Auteur: Emmanuel Bigler
Date: 10-09-2004 13:18
Philippe Cas a parfaitement expliqué les conséquences de l'effet Callier.
Callier, André, 1877-1938, Belge. Prix nobel de Physique. Effet Callier 1909. d'après : cours de M. Thierry Fumey, http://www.cepv.ch/annuaire/profs/fumey/biogtech.htm
Pour le tirage à l'agrandisseur et en pratique il suffit de savoir les quelques configurations types des différents procédés de tirage. On peut néanmoins ajouter quelques mots sur l'origine de l'effet.
Au départ il faut reprendre la définition de la densité optique ou de l'opacité d'un film argentique traditionnel. On peut imaginer quatre combinaisons d'éclairage et de détection qui a priori donnent des valeurs différentes. Pour l'instant on cherche à faire une mesure point par point avec un détecteur comme un densitomètre, pas à faire une image.

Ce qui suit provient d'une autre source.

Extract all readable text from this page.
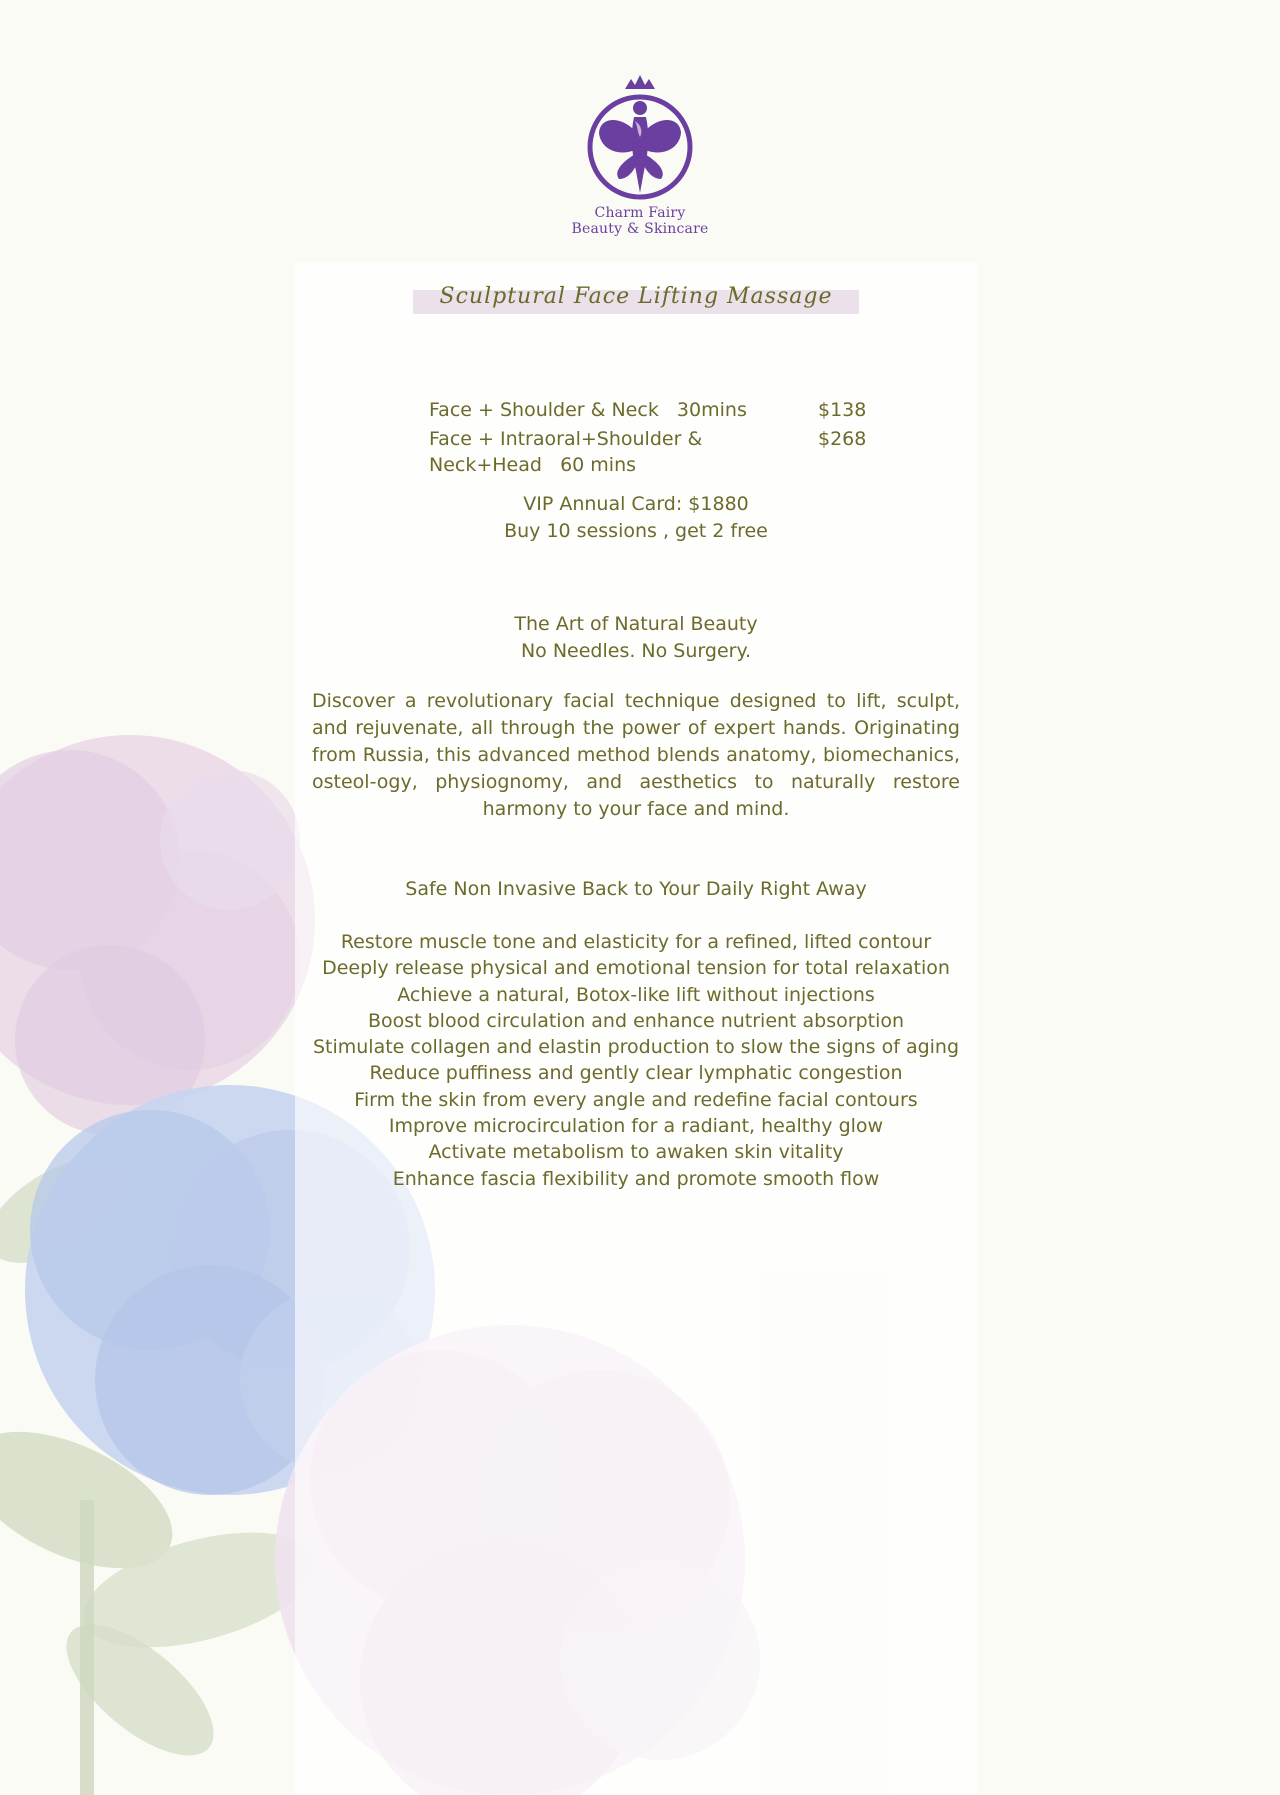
Charm Fairy
Beauty & Skincare
Sculptural Face Lifting Massage
Face + Shoulder & Neck   30mins	$138
Face + Intraoral+Shoulder & Neck+Head   60 mins
$268
VIP Annual Card: $1880
Buy 10 sessions , get 2 free
The Art of Natural Beauty
No Needles. No Surgery.
Discover a revolutionary facial technique designed to lift, sculpt, and rejuvenate, all through the power of expert hands. Originating from Russia, this advanced method blends anatomy, biomechanics, osteol-ogy, physiognomy, and aesthetics to naturally restore harmony to your face and mind.
Safe Non Invasive Back to Your Daily Right Away
Restore muscle tone and elasticity for a refined, lifted contour
Deeply release physical and emotional tension for total relaxation
Achieve a natural, Botox-like lift without injections
Boost blood circulation and enhance nutrient absorption
Stimulate collagen and elastin production to slow the signs of aging
Reduce puffiness and gently clear lymphatic congestion
Firm the skin from every angle and redefine facial contours
Improve microcirculation for a radiant, healthy glow
Activate metabolism to awaken skin vitality
Enhance fascia flexibility and promote smooth flow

On peut éclairer le film avec une lumière parfaitement parallèle, sous un angle donné, pas forcément perpendiculaire à la face du film d'ailleurs, et détecter avec une sphère intégrante toute la lumière qui sort même la lumière diffusée. ceci donne la config : dirigé->diffus.
À l'extrême inverse on peut éclairer avec une boîte à lumière très diffuse et détecter avec un système optique qui trie les rayons seulement sous un certain angle. La façon la plus simple de faire ce tri angulaire est de placer un diaphragme dans le plan focal d'une lentille qui regarde le film et placer le détecteur derrière le diaphragme. ceci donne la config : diffus->dirigé.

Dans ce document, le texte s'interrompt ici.